Une construction unique

Bien que le projet du Centre Civique se réfère à une idée ancienne et qu’il adopte presque entièrement les principes du mémoire justificatif de 1935, il semble en beaucoup de points être une construction unique. Unique au regard des anciens projets, dans la mesure où il naît d’un contexte politique où les questions d’architecture et d’urbanisme n’ont plus le même statut. A la volonté de modernisation de la capitale, s’adjoint une visée idéologique qui transforme de manière radicale l’essence du projet.

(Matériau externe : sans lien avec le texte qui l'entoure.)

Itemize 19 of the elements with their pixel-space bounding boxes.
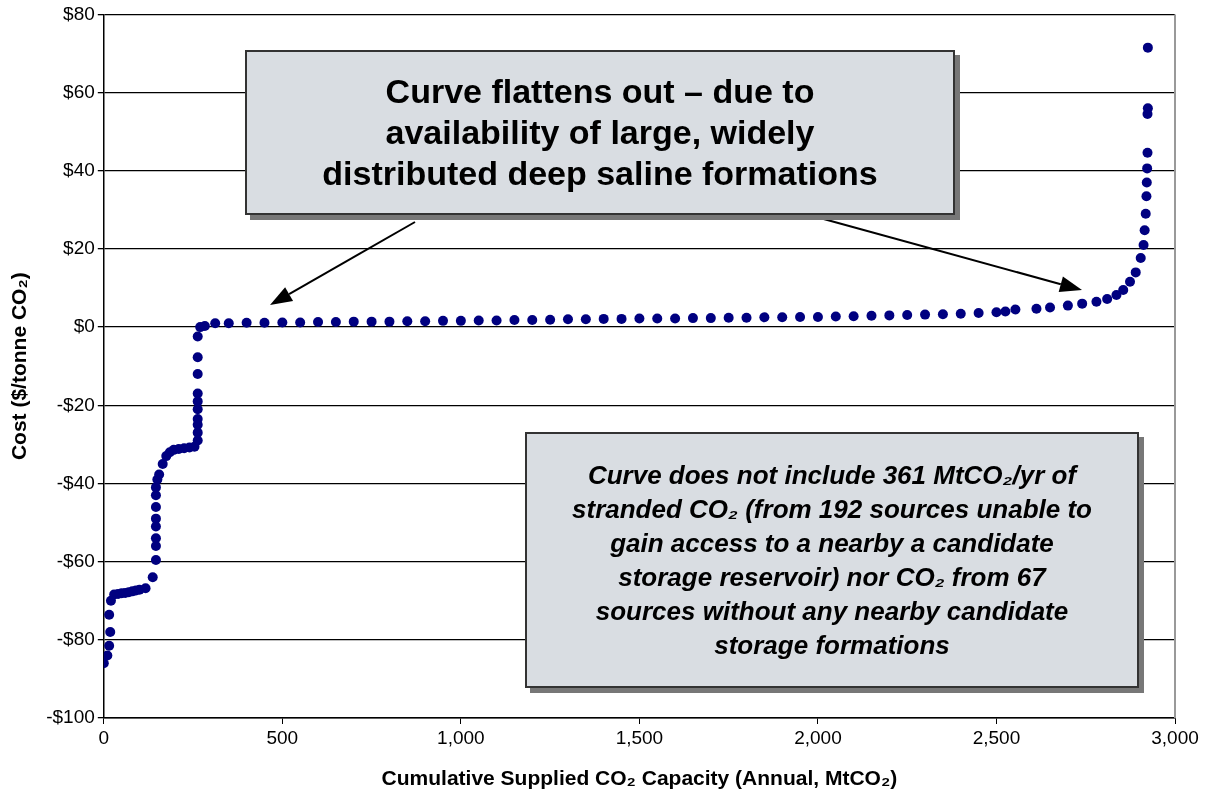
- x-axis-title: Cumulative Supplied CO₂ Capacity (Annual, MtCO₂): [381, 766, 898, 790]
- x-tick-label: 500: [266, 726, 299, 748]
- y-tick-label: -$40: [56, 471, 95, 493]
- y-tick-label: -$100: [46, 706, 95, 728]
- x-tick-label: 2,000: [794, 726, 842, 748]
- y-tick-label: -$60: [56, 549, 95, 571]
- x-tick-label: 2,500: [972, 726, 1021, 748]
- y-tick-label: $20: [63, 237, 95, 259]
- y-tick-label: -$80: [56, 628, 95, 650]
- x-tick-label: 1,000: [437, 726, 485, 748]
- x-tick-label: 3,000: [1151, 726, 1199, 748]
- y-tick-label: $0: [73, 315, 95, 337]
- x-tick-label: 1,500: [615, 726, 664, 748]
- y-axis-title: Cost ($/tonne CO₂): [7, 272, 31, 461]
- y-tick-label: $40: [63, 158, 95, 180]
- y-tick-label: $60: [63, 80, 95, 102]
- y-tick-label: -$20: [56, 393, 95, 415]
- y-tick-label: $80: [63, 2, 95, 24]
- x-tick-label: 0: [98, 726, 110, 748]
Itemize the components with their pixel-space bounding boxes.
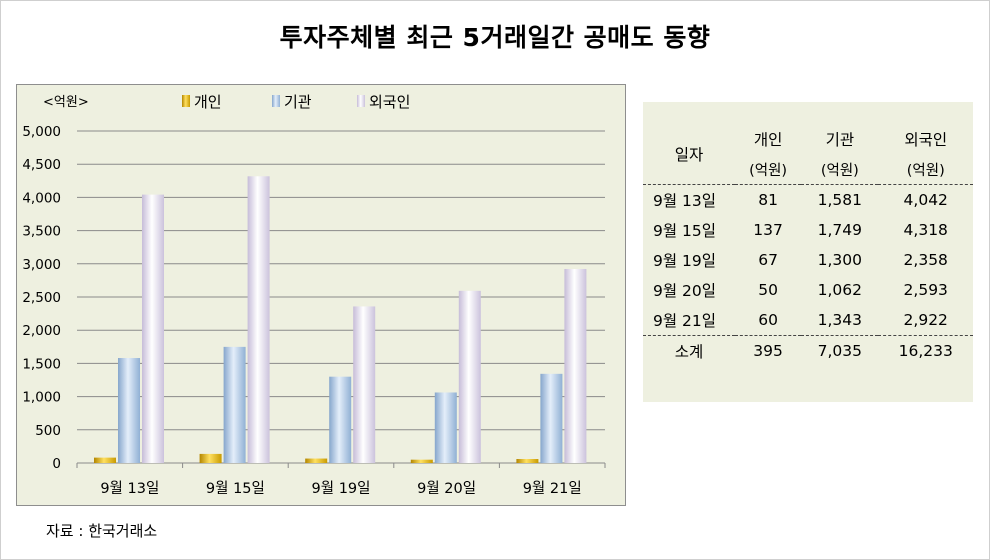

Unique aussi quant à certains principes énoncés par Nicolae Ceausescu lui-même sur la manière de concevoir l’architecture en Roumanie. Dans le discours qu’il prononce à la Conférence de l’Union des Architecte le 4 mars 1977, il entreprend une critique de l’activité des architectes en dressant une liste de certaines lacunes à propos desquelles il dit :  « ‘à juste titre signalées de façon critique par l’opinion publique’ ». La lecture de certaines des tendances négatives de l’architecture roumaine peut nous éclairer sur l’ensemble qu’est le Centre Civique, plus particulièrement sur le bâtiment de la Maison du Peuple :

‘« A d’autres occasions déjà je me suis référé aux tendances à la mégalomanie se manifestant dans le domaine des constructions industrielles, à la « passion » pour des édifices de dimensions et de proportions non justifiées par les besoins fonctionnels réels, par les nécessités concrètes de l’activité productive. A existé et existe encore la tendance à parer les bâtiments industriels d’extérieurs coûteux faits à l’aide de matériaux chers, difficiles à obtenir, et dont la production n’a que faire (...) Il faut dire que l’inclination aux dimensions disproportionnées, la pratique d’un style architectural extravagant, coûteux, sont manifestées aussi dans le domaine des constructions socio-culturelles ».’ ‘ « Cependant, partant de ces impératifs, nous devons exclure des projets de construction tout ce qui est superflu, coûteux, non économique, tout ce qui penche à la mégalomanie à l’extravagance »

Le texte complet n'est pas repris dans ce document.